Un récit d'exploration inédit
à la Pierre Saint-Martin par Robert Mauer
Six ans se sont écoulés depuis
la dernière descente.
Les puissantes divinités
fastes et néfastes qui président maintenant aux
expéditions dans ce gouffre fameux ont atteint momentanément
une phase d'équilibre.
L'espoir d'une exploitation
du torrent souterrain d'une part, le bon vouloir des autorités
espagnoles d'autre part ont coïncidé et toute l'équipe
se retrouve là haut avec émotion.
L'ascension
du col est largement facilitée par la route dont les
travaux de construction avancent à grande vitesse. Désormais,
moins de deux kilomètres nous séparent du gouffre.
Cette phase réduite de l'approche n'est plus qu'une promenade
à travers l'un des plus étonnants paysages français.
Devant
le Maître trou, je découvre Casteret, examinant
d'un oeil curieux le treuil, opulente mécanique de laquelle
émane un agréable parfum de complète sécurité.

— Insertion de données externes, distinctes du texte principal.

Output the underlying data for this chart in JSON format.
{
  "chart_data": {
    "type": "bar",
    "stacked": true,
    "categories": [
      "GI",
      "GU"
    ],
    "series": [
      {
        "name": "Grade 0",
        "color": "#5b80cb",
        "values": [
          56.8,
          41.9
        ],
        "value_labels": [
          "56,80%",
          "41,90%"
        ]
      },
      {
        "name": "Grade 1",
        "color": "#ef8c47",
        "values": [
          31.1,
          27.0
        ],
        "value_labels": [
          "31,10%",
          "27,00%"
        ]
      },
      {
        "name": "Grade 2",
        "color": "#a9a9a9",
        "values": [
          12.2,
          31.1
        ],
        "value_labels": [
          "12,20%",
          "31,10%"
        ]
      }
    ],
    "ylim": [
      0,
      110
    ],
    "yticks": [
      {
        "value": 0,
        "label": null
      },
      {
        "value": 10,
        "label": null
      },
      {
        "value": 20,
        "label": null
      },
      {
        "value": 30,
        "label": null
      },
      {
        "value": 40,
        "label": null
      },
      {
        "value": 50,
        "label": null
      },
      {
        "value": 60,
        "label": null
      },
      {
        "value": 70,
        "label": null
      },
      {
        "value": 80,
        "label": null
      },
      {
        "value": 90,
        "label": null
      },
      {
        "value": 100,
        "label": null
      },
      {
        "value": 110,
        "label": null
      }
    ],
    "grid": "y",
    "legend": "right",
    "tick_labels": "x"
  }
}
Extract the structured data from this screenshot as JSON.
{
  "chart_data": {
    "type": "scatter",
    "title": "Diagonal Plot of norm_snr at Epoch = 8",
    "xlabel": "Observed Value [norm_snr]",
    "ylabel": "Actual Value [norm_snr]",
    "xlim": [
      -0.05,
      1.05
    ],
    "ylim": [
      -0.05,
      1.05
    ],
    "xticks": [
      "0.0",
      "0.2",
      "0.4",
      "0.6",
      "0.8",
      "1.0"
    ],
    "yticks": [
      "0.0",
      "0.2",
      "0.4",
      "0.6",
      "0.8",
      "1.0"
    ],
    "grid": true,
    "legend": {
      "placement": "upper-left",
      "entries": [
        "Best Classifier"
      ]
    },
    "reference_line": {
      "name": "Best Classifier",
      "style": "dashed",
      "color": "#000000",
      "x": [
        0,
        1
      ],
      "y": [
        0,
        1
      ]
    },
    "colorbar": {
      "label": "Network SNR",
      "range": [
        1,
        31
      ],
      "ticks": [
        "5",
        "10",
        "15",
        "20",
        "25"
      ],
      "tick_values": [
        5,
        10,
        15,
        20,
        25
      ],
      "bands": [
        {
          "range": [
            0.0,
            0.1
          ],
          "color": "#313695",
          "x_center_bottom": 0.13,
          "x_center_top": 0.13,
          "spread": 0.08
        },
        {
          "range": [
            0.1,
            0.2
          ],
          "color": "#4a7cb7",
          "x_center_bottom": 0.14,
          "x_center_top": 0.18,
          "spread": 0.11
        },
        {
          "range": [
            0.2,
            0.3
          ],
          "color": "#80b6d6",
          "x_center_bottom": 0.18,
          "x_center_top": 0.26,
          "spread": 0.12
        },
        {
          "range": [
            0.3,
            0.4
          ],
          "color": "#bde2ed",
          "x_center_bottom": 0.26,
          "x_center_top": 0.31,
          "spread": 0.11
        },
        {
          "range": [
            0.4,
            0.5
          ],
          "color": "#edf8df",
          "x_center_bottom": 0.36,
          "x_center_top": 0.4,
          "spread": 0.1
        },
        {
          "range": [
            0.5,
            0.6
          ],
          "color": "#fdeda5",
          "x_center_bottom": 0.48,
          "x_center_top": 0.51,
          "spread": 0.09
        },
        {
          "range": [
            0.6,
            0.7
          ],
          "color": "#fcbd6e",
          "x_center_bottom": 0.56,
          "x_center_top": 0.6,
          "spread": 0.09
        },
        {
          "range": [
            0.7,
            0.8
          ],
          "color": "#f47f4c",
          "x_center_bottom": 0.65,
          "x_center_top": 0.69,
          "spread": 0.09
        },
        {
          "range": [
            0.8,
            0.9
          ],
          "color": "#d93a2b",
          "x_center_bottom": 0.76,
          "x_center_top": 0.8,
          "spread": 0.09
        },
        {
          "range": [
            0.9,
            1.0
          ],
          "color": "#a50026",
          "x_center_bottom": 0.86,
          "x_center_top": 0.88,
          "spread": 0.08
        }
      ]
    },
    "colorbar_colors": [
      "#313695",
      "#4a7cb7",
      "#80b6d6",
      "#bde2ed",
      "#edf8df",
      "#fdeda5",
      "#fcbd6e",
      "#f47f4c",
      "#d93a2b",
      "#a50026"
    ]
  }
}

Poignées de mains, retrouvailles et : " Venez
voir en bas", me dit Casteret. J'ai bien remarqué,
au fond de la doline, en lieu et place des orifices jumeaux
qu'on pouvait voir là l'année dernière,
une sorte de porte de grange fourrée de madriers et de
planches, mais ce que je découvre là en bas "m'en
bouche une surface". L'énorme pilier rocheux qui
subsistait entre l'ancien méat et le second orifice ouvert
durant l'hiver 1958-1959, à quelques mètres plus
à gauche, a été littéralement extrait
et, dans le portique ainsi ménagé où passerait
maintenant un wagon de chemin de fer, des étais soutiennent
la voûte pourrie minée de cheminées et de
fissures. En contrebas, une échelle conduit à
un grand plancher de bois où je m'aventure avec circonspection. -"Vous
pouvez y aller, c'est solide" et Casteret saute délibérément
à mes côtés, éveillant une sourde
rumeur.
A l'extrémité de cette plate-forme,
établie dans le gouffre même, six mètres
plus bas que l'ancien orifice de descente: une trappe fermée. Casteret
lève le panneau. -"Beau travail, n'est-ce-pas".
Le
puits est là, noir, sinistre, 340 mètres de vide,
un rayon de soleil oblique lèche les parois, perspective
inédite ici. Je peux voir maintenant les énormes
poutrelles métalliques scellées dans les parois,
qui supportent cette plate-forme, elle--même à
double épaisseur.
Beau travail en effet et comme
tout cela fait "confortable" ! Casteret se
redresse : -"Vous vous souvenez du marchepied de -4 ?"... -4
c'est le petit arrêt, immédiatement sous l'orifice
où l'on recevait naguère ses bagages pour la descente. -"le
voici".
Au milieu de la paroi striée de rainures
profondes par le passage du câble, je retrouve, en effet,
désaffectée, la marche étroite de l'époque
héroïque qui n'est plus maintenant qu'une vulgaire
étagère, en plein soleil.
-"Nous gagnerons
plusieurs mètres sur l'aplomb du puits et il est probable
que l'atterrissage de -80 se fera tout près de la lèvre
de la plate-forme, de cette manière, une grande partie
des frottements entre la surface et -80 se trouvera éliminée,
mais, ajoute Casteret, il faudra avant tout nettoyer le puits
de tous les éboulis accumulés depuis six ans qui
doivent eux-mêmes disparaître sous les blocs précipités
pendant les travaux de l'orifice. Cela représente un
rude travail en perspective, peut-être bien deux jours
dans le puits, pour ceux qui s'en chargeront."